DESK Managed allows for high-availability deployments built with multiple equally important nodes. While every cluster contains a master node, all nodes in a DESK Managed cluster run the same services and are capable of taking the role of master node. As a result, information about which node is currently performing the master node role is unnecessary and all cluster configuration and maintenance should be done through the Cluster Management Console.

To achieve the best failover deployments, we recommend the following:

  • Redundancy
    Plan to deploy a minimum of three nodes per cluster. In such clusters, all nodes automatically replicate the data across nodes, so there are two replicas in addition to the primary shard.

    All events, user sessions, and metrics are stored with a replication factor of three. The entire configuration of the DESK cluster and its environments is stored on each node. This means that for DESK to continue fully operationally when one data node is completely unavailable, you will need a majority quorum to run: for three nodes, two nodes need to be operational while one is down. For five nodes, two nodes can be down. The latency between nodes should be around 10 ms or less.

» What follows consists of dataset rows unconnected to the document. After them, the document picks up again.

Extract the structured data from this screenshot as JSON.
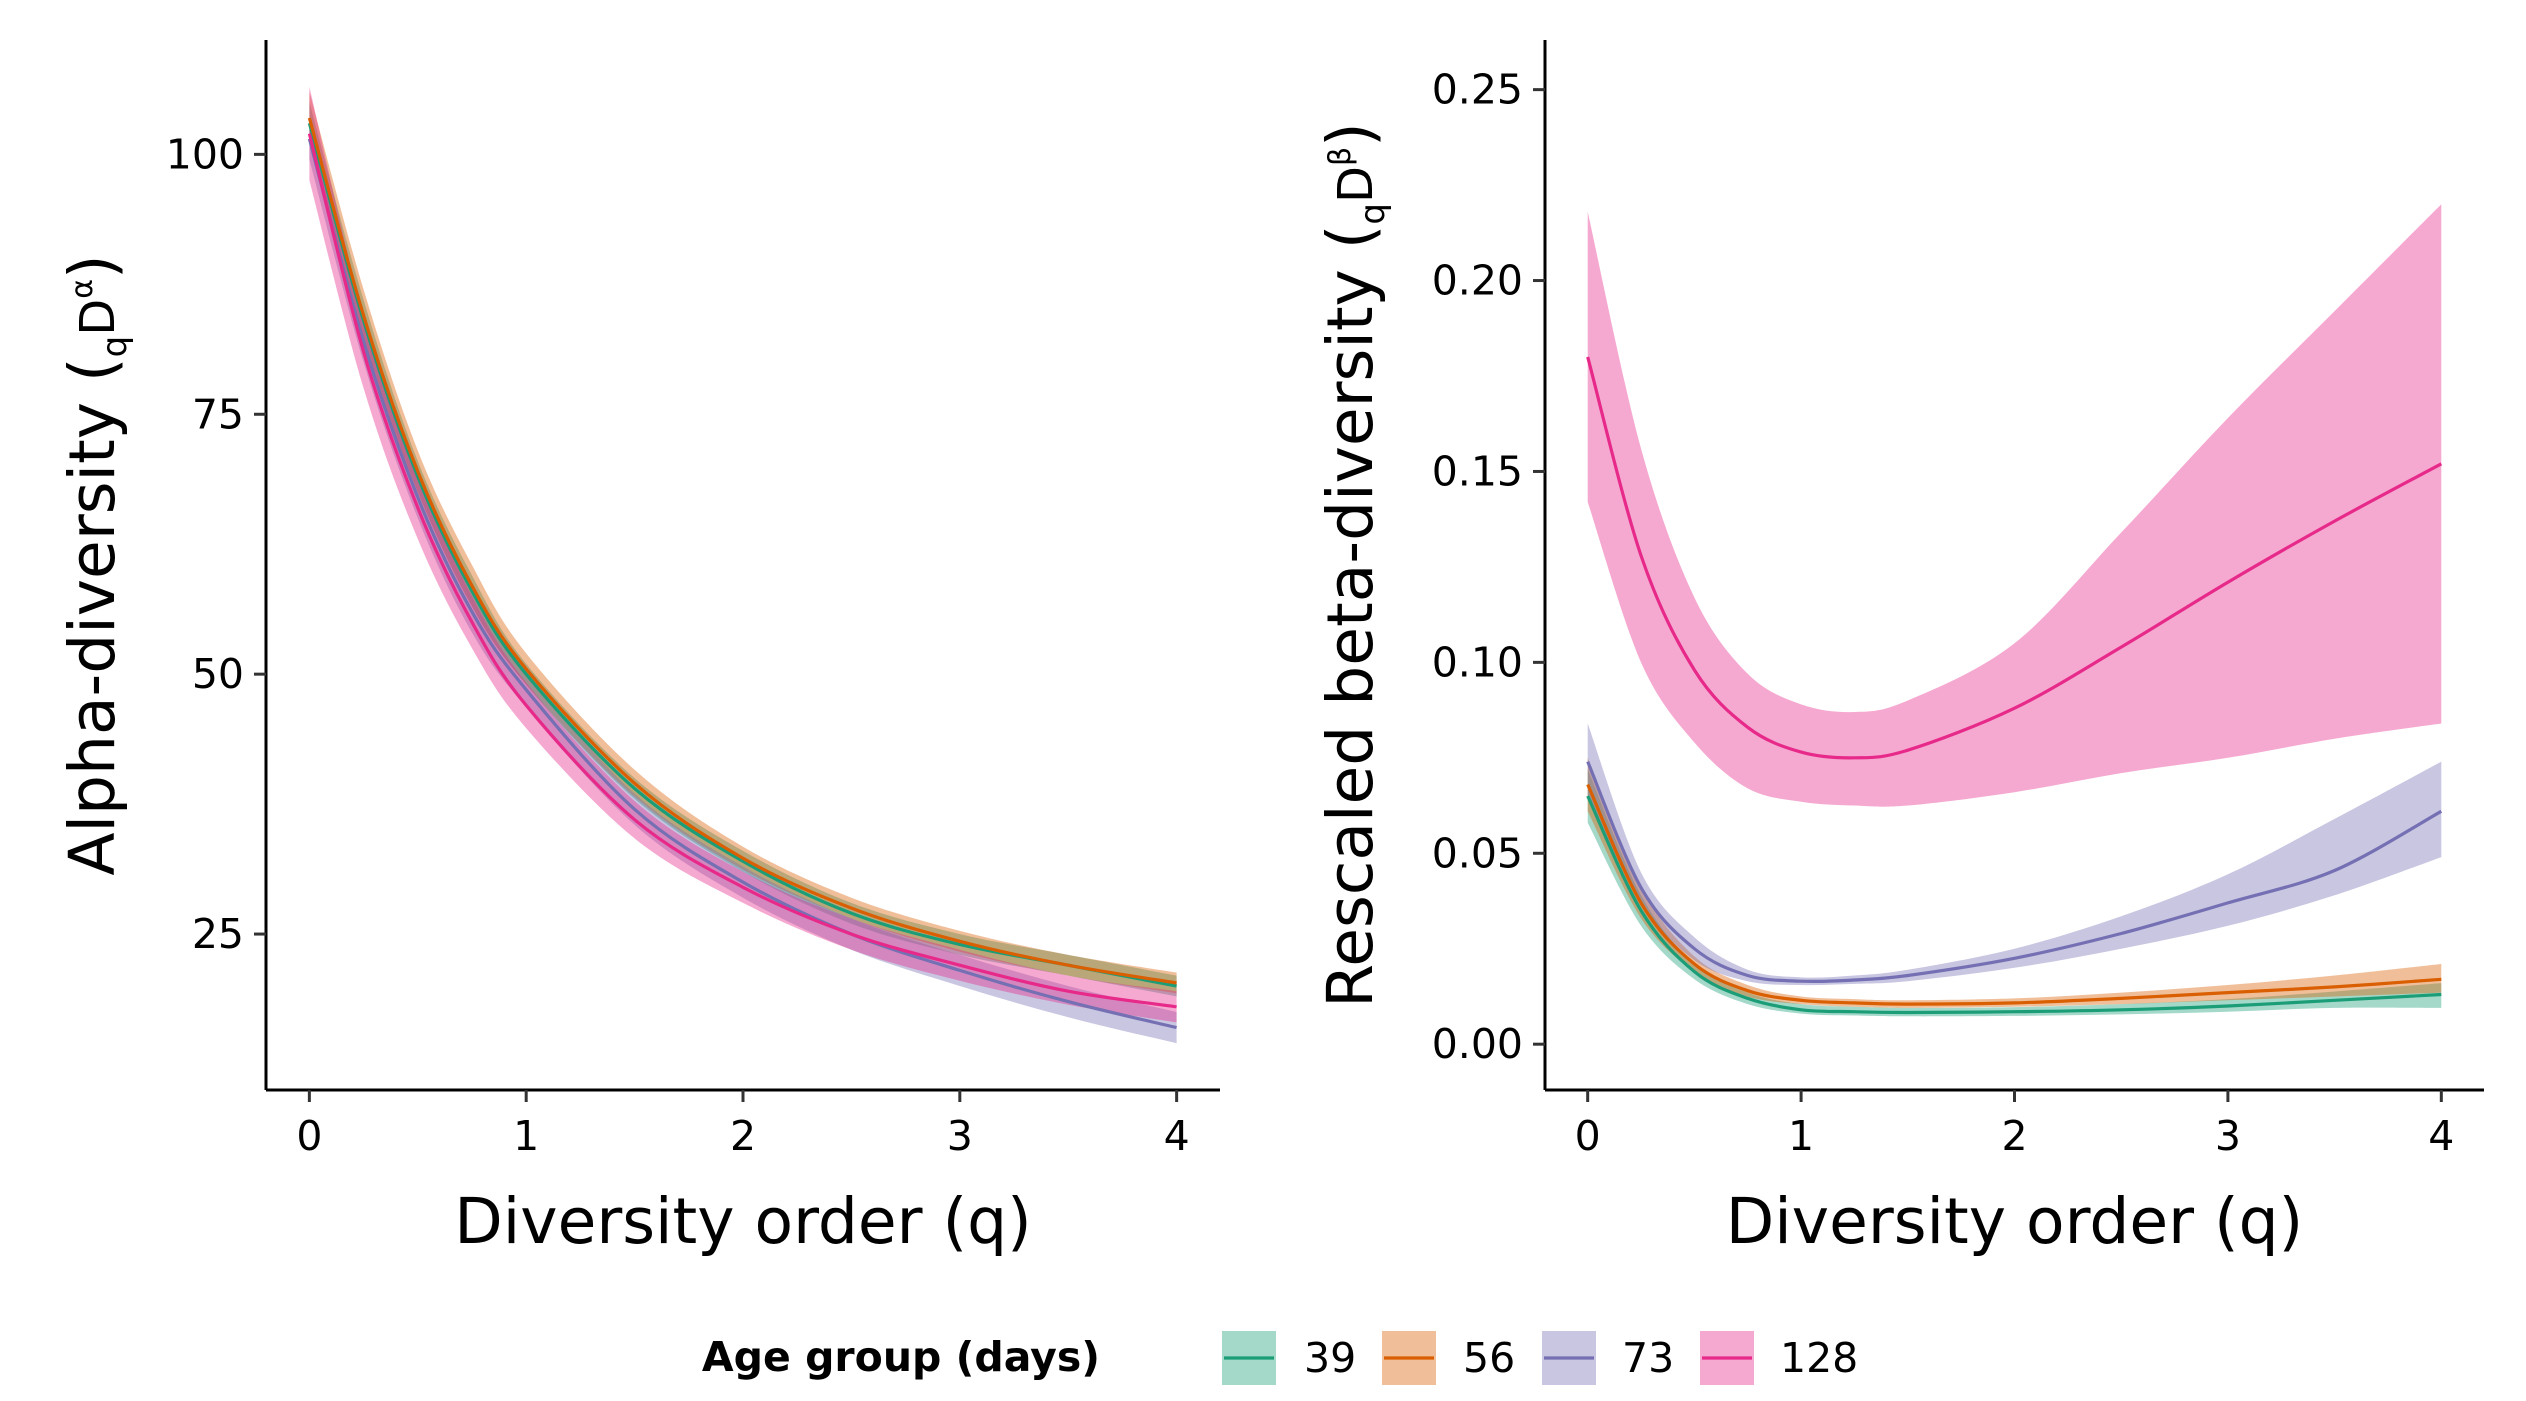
{
  "chart_data": [
    {
      "type": "line",
      "panel": "left",
      "xlabel": "Diversity order (q)",
      "ylabel": "Alpha-diversity",
      "ylabel_symbol": {
        "base": "D",
        "sub": "q",
        "sup": "α"
      },
      "xlim": [
        -0.2,
        4.2
      ],
      "ylim": [
        10,
        111
      ],
      "xticks": [
        0,
        1,
        2,
        3,
        4
      ],
      "yticks": [
        25,
        50,
        75,
        100
      ],
      "grid": false,
      "x": [
        0,
        0.25,
        0.5,
        0.75,
        1,
        1.5,
        2,
        2.5,
        3,
        3.5,
        4
      ],
      "series": [
        {
          "name": "39",
          "values": [
            103,
            84,
            69,
            58,
            50,
            39,
            32,
            27,
            24,
            22,
            20
          ],
          "lower": [
            101,
            82,
            67.5,
            56.5,
            49,
            38,
            31,
            26,
            23,
            21,
            19
          ],
          "upper": [
            105,
            86,
            70.5,
            59.5,
            51,
            40,
            33,
            28,
            25,
            23,
            21
          ]
        },
        {
          "name": "56",
          "values": [
            103.5,
            84.5,
            69.5,
            58.5,
            50.5,
            39.5,
            32.3,
            27.5,
            24.3,
            22,
            20.3
          ],
          "lower": [
            101,
            82,
            67.5,
            56.5,
            49,
            38.2,
            31.2,
            26.5,
            23.3,
            21,
            19.3
          ],
          "upper": [
            106,
            87,
            71.5,
            60.5,
            52,
            40.8,
            33.4,
            28.5,
            25.3,
            23,
            21.3
          ]
        },
        {
          "name": "73",
          "values": [
            101.5,
            82,
            67,
            56,
            48.5,
            37,
            30,
            25,
            21.5,
            18.5,
            16
          ],
          "lower": [
            99.5,
            80,
            65,
            54,
            46.8,
            35.5,
            28.5,
            23.5,
            20,
            17,
            14.5
          ],
          "upper": [
            103.5,
            84,
            69,
            58,
            50.2,
            38.5,
            31.5,
            26.5,
            23,
            20,
            17.5
          ]
        },
        {
          "name": "128",
          "values": [
            102,
            81,
            66,
            55,
            47,
            36,
            29.5,
            25,
            22,
            19.5,
            18
          ],
          "lower": [
            97.5,
            77.5,
            63,
            52.5,
            44.8,
            34.2,
            28,
            23.5,
            20.5,
            18.2,
            16.5
          ],
          "upper": [
            106.5,
            84.5,
            69,
            57.5,
            49.2,
            37.8,
            31,
            26.5,
            23.5,
            21,
            19.5
          ]
        }
      ]
    },
    {
      "type": "line",
      "panel": "right",
      "xlabel": "Diversity order (q)",
      "ylabel": "Rescaled beta-diversity",
      "ylabel_symbol": {
        "base": "D",
        "sub": "q",
        "sup": "β"
      },
      "xlim": [
        -0.2,
        4.2
      ],
      "ylim": [
        -0.012,
        0.263
      ],
      "xticks": [
        0,
        1,
        2,
        3,
        4
      ],
      "yticks": [
        0.0,
        0.05,
        0.1,
        0.15,
        0.2,
        0.25
      ],
      "ytick_labels": [
        "0.00",
        "0.05",
        "0.10",
        "0.15",
        "0.20",
        "0.25"
      ],
      "grid": false,
      "x": [
        0,
        0.25,
        0.5,
        0.75,
        1,
        1.25,
        1.5,
        2,
        2.5,
        3,
        3.5,
        4
      ],
      "series": [
        {
          "name": "39",
          "values": [
            0.065,
            0.035,
            0.019,
            0.012,
            0.009,
            0.0085,
            0.0083,
            0.0085,
            0.009,
            0.01,
            0.0115,
            0.013
          ],
          "lower": [
            0.058,
            0.031,
            0.017,
            0.0105,
            0.008,
            0.0075,
            0.0073,
            0.0074,
            0.0078,
            0.0085,
            0.0095,
            0.0095
          ],
          "upper": [
            0.072,
            0.039,
            0.021,
            0.0135,
            0.0105,
            0.0098,
            0.0095,
            0.0097,
            0.0105,
            0.0118,
            0.0138,
            0.016
          ]
        },
        {
          "name": "56",
          "values": [
            0.068,
            0.037,
            0.021,
            0.014,
            0.0115,
            0.0108,
            0.0105,
            0.0108,
            0.012,
            0.0135,
            0.015,
            0.017
          ],
          "lower": [
            0.061,
            0.033,
            0.019,
            0.0125,
            0.0105,
            0.0098,
            0.0095,
            0.0098,
            0.0105,
            0.0115,
            0.0125,
            0.0135
          ],
          "upper": [
            0.075,
            0.041,
            0.023,
            0.0155,
            0.0125,
            0.0118,
            0.0115,
            0.012,
            0.0135,
            0.0155,
            0.018,
            0.021
          ]
        },
        {
          "name": "73",
          "values": [
            0.074,
            0.041,
            0.025,
            0.018,
            0.0165,
            0.0168,
            0.018,
            0.0225,
            0.029,
            0.037,
            0.0455,
            0.061
          ],
          "lower": [
            0.065,
            0.037,
            0.022,
            0.0165,
            0.0155,
            0.0158,
            0.0165,
            0.02,
            0.025,
            0.031,
            0.039,
            0.049
          ],
          "upper": [
            0.084,
            0.045,
            0.028,
            0.0195,
            0.0175,
            0.018,
            0.0195,
            0.025,
            0.0335,
            0.0445,
            0.059,
            0.074
          ]
        },
        {
          "name": "128",
          "values": [
            0.18,
            0.128,
            0.098,
            0.083,
            0.0765,
            0.075,
            0.077,
            0.088,
            0.104,
            0.121,
            0.137,
            0.152
          ],
          "lower": [
            0.142,
            0.1,
            0.079,
            0.067,
            0.0635,
            0.0625,
            0.0625,
            0.066,
            0.071,
            0.075,
            0.08,
            0.084
          ],
          "upper": [
            0.218,
            0.156,
            0.117,
            0.097,
            0.089,
            0.087,
            0.09,
            0.105,
            0.134,
            0.164,
            0.192,
            0.22
          ]
        }
      ]
    }
  ],
  "legend": {
    "title": "Age group (days)",
    "placement": "bottom",
    "items": [
      {
        "label": "39",
        "color": "#1B9E77"
      },
      {
        "label": "56",
        "color": "#D95F02"
      },
      {
        "label": "73",
        "color": "#7570B3"
      },
      {
        "label": "128",
        "color": "#E7298A"
      }
    ]
  }
}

    Raw transaction data (call stacks, database statements, code-level visibility, etc.) isn't replicated across nodes, it's evenly distributed across all nodes. As a result, in the event of a node failure, DESK can accurately estimate the missing data. This is possible because this data is typically short lived, and the high volume of raw data that DESK collects ensures that each node still has a large enough data set even if a node isn't available for some time.

    If you plan to distribute nodes in separate data centers, you shouldn't deploy more than two nodes in each data center. The replication factor of three then ensures that each data center has all the metric and event data. Also, for seamless continuity you need at least three data centers, one of which can fail.

  • Hardware
    To prevent loss of monitoring data, deploy each node on a separate physical disk. To minimize performance loss, deploy nodes on systems with the same hardware characteristics. In the event of a hardware failure, only the data on the failed machine is affected; there is no monitoring data loss because all nodes replicate the monitoring data. Performance loss is minimized because all nodes operate on the same type of hardware with an evenly distributed workload.

  • Processing capacity
    Build your cluster with additional capacity and possible node failure in mind. Clusters that operate at 100% of their processing capacity have no processing capacity to compensate for a lost node and are thus susceptible to dropping data in the event of a node failure. Deployments planned for node failure should have a processing capacity one-third higher than their typical utilization.

If a node fails, the NGINX that is load-balancing the system automatically redirects all OneAgent traffic to the remaining working nodes, and there is no need for user action other than replacing the failed node.